Prepare
- Current AgensGraph version is released lastest 2.1 version.
- Installation (AgensGraph v.2.0)
- 2.1 version requires a bug fix.
Comment
- The string similarity example will proceed with the levenshtein distance first.
- I will summarize more string similarity verification schemes in the future if possible.
- This post related to the use case rather than the concept of levenshtein distance. I will not mention here because the concept comes from search.

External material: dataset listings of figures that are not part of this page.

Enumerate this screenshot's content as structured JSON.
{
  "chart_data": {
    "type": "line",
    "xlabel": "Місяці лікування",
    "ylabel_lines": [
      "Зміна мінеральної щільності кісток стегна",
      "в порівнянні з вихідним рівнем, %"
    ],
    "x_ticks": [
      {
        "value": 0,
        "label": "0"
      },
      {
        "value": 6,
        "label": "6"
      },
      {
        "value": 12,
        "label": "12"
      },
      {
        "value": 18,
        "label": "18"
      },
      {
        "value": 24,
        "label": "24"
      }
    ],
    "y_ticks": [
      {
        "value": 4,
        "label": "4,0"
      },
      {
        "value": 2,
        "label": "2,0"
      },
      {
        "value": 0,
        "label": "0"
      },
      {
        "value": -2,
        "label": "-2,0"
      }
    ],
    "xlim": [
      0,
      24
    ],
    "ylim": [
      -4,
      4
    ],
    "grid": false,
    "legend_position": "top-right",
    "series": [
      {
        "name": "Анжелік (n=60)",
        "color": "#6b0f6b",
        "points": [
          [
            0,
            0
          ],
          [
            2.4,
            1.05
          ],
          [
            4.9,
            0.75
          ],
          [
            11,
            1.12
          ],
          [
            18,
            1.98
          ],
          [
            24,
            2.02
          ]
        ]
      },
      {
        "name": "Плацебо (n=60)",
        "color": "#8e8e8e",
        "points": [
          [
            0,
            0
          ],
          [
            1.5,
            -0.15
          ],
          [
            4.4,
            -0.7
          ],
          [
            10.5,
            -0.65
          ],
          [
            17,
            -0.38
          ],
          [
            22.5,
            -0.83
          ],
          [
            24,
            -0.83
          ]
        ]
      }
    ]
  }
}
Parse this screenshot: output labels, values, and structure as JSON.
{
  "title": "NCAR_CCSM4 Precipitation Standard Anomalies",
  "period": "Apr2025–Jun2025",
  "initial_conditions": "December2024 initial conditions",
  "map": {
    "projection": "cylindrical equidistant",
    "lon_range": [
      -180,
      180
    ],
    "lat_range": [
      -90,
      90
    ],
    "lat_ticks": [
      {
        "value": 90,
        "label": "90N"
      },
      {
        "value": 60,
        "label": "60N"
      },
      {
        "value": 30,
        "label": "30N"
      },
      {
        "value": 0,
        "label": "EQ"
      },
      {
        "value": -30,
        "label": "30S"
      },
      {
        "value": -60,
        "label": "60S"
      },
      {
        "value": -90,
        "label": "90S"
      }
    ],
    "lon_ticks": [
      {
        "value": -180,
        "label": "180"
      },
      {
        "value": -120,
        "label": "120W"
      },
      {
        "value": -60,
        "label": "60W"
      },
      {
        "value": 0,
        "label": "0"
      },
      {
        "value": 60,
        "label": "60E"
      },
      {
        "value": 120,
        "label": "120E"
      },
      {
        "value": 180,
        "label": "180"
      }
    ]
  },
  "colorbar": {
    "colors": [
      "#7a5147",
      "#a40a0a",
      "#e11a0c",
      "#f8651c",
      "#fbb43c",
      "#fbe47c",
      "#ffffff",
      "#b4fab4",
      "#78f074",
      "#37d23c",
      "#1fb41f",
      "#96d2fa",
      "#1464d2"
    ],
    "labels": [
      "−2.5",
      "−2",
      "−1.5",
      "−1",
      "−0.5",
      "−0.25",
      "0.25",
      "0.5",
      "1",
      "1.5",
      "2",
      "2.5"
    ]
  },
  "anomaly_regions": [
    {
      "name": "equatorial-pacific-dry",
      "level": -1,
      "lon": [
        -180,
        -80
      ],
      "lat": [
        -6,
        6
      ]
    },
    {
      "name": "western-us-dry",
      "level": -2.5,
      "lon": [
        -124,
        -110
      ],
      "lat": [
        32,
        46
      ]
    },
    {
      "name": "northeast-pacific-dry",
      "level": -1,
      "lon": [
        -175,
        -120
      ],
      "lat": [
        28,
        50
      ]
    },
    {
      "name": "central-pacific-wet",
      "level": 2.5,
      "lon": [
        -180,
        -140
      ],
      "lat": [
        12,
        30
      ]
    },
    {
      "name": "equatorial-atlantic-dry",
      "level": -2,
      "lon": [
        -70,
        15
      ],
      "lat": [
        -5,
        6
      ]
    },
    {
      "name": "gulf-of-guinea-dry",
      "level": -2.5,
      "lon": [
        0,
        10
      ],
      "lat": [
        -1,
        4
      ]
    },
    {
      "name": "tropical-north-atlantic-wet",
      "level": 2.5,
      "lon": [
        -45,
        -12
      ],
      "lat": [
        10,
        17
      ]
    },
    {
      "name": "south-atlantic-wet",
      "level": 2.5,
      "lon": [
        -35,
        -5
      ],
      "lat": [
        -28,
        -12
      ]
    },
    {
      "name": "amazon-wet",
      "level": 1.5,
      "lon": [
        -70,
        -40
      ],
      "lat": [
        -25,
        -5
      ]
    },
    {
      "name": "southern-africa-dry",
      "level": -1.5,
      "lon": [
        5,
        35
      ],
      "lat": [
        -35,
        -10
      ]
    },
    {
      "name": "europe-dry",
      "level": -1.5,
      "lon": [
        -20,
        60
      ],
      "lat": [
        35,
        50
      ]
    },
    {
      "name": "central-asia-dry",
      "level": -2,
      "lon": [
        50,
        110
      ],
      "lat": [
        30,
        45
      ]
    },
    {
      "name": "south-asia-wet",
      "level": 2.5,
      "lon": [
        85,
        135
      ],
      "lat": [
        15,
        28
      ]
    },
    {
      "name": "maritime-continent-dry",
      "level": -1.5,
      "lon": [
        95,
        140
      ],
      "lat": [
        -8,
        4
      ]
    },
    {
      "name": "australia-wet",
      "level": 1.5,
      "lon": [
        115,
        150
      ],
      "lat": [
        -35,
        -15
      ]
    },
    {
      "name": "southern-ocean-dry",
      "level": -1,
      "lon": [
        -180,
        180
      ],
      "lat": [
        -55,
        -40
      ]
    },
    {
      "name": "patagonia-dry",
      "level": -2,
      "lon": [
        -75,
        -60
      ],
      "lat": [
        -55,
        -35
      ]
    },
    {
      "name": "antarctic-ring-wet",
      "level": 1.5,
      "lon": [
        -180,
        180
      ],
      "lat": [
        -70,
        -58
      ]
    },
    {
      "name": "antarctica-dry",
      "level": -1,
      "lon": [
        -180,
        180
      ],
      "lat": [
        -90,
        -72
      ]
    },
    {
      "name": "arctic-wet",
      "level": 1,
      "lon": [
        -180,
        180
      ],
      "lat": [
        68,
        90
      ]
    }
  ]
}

- The smaller the levenshtein distance cost, the more comparable the value.
Extension
- There is an extension command in postgresql. Levenshtein distance function is present in the ‘fuzzystrmatch’ extension.
- Before fuzzystrmatch extension command, When you compile AgensGraph, you must specify the following keywords.
$ make && make install-world
- There is a branch in the Makefile (install-world).
If AgensGraph compile is complete, you can execute “create extension” in CLI(command line interface).
[agens@5628b77c5e38 agensgraph-2.0.0]$ agens
agens (AgensGraph 2.0.0, based on PostgreSQL 10.4)
Type "help" for help.
agens=#
agens=#
agens=# CREATE EXTENSION fuzzystrmatch;
CREATE EXTENSION
agens=#
- You can check the function using the ‘\df’ command.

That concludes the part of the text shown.